Isenção do ICMS na Importação de Óleo Diesel: Uma Medida Contra a Elevação dos Preços do Combustível
O Ministério da Fazenda, por meio do secretário-executivo Dario Durigan, apresentou recentemente ao Conselho Nacional de Política Fazendária (Confaz) uma importante proposta: a isenção temporária do Imposto sobre Circulação de Mercadorias e Serviços (ICMS) na importação de óleo diesel. Essa medida, planejada para vigorar até 31 de maio, visa combater a crescente elevação dos preços do combustível no mercado nacional, impulsionada pela escalada do petróleo no cenário internacional, especialmente em virtude do conflito entre Estados Unidos e Irã. A iniciativa ocorre em um momento de transição, já que Durigan assumirá o comando do ministério a partir de 20 de outubro, com a saída do ministro Fernando Haddad para as eleições.
A Proposta para o Diesel
O Brasil depende da importação de aproximadamente 30% do diesel que consome. Diante do cenário de conflito no Oriente Médio, os preços internacionais do combustível se desvincularam dos valores praticados internamente pela Petrobras e por outros produtores. Essa diferença, somada aos custos de frete e seguro, tem gerado dificuldades para fechar contratos de importação, afetando tanto a estatal quanto as distribuidoras privadas.

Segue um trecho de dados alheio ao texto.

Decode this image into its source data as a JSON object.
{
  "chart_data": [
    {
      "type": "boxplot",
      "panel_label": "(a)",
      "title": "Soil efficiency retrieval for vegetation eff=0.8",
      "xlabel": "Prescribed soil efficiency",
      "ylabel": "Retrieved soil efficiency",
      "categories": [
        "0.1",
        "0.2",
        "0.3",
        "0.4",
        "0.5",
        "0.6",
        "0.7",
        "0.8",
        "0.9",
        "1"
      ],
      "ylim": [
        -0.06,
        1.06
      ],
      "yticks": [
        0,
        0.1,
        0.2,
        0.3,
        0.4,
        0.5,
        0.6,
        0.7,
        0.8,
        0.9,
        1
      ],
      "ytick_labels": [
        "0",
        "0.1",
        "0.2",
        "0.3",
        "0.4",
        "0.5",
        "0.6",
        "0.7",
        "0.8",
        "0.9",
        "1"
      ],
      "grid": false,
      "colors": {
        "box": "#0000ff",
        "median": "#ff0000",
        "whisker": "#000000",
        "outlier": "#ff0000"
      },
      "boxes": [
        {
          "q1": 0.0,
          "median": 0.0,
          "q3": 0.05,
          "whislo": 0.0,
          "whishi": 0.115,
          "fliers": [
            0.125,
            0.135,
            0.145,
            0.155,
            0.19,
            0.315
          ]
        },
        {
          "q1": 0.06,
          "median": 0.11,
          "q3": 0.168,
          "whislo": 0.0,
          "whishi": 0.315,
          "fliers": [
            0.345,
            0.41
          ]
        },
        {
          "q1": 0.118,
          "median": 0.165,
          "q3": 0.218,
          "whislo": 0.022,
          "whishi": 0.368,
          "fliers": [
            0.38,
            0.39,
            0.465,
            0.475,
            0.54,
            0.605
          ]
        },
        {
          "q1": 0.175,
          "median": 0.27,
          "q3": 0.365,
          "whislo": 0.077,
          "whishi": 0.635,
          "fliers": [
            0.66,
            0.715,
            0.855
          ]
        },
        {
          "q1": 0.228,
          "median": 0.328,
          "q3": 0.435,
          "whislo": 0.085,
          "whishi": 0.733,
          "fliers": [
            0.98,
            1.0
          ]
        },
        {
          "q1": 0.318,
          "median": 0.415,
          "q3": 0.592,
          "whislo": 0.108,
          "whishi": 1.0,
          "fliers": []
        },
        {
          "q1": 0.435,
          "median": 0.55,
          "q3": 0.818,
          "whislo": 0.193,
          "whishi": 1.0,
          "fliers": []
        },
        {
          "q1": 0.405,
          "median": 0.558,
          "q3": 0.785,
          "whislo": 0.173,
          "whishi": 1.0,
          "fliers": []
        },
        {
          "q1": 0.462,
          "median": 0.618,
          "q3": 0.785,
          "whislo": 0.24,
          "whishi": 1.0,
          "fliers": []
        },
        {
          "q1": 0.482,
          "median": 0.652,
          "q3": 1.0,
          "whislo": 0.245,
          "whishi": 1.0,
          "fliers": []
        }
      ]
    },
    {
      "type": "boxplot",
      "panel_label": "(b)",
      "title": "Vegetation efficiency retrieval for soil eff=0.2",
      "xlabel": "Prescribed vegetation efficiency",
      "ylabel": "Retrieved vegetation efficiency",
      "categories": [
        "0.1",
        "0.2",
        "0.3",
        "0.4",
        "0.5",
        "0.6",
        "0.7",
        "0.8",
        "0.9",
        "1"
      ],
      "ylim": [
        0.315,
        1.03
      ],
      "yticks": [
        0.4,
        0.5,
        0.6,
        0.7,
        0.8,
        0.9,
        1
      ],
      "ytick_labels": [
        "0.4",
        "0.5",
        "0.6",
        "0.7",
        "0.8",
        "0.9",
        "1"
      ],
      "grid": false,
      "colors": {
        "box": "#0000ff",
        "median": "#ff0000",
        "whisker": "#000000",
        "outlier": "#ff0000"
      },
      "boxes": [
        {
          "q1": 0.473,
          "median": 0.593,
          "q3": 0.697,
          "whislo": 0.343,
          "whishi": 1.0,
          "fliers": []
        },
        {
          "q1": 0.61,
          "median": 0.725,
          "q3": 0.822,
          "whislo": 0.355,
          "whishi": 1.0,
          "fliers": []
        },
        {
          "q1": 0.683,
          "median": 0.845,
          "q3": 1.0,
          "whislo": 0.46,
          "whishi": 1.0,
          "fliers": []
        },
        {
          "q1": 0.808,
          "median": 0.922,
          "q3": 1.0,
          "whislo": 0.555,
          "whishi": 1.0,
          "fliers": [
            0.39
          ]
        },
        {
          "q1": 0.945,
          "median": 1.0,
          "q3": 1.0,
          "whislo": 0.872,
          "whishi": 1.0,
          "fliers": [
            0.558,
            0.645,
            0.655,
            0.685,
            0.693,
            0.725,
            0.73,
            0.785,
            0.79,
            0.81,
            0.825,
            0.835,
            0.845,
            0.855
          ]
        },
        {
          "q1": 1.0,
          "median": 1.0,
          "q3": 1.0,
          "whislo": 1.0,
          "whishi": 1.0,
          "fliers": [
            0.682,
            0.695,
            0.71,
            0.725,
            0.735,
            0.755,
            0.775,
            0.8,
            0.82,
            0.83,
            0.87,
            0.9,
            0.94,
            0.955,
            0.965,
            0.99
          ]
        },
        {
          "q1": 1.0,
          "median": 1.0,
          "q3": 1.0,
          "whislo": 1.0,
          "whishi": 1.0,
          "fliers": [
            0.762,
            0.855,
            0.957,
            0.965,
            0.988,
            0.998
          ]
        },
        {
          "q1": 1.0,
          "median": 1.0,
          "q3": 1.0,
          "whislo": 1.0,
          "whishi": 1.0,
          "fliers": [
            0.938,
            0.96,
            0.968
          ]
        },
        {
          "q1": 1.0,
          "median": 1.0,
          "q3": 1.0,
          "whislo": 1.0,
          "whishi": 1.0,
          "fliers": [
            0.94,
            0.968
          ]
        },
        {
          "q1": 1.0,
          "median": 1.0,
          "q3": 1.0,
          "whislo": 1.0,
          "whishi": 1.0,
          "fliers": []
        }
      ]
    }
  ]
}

A proposta de zerar o ICMS sobre a importação de diesel visa justamente mitigar esse impacto. A renúncia fiscal estimada é de R$ 3 bilhões mensais, sendo que a União se propõe a arcar com metade desse valor (R$ 1,5 bilhão por mês) via subvenção direta aos estados, que, por sua vez, contribuiriam com a outra metade. Segundo Durigan, a principal intenção é garantir o abastecimento e a oferta estável de diesel no país, enfatizando que a decisão final será um consenso entre os estados, sem qualquer imposição. Essa abordagem contrasta com a gestão anterior, que limitou o ICMS sem um acordo federativo.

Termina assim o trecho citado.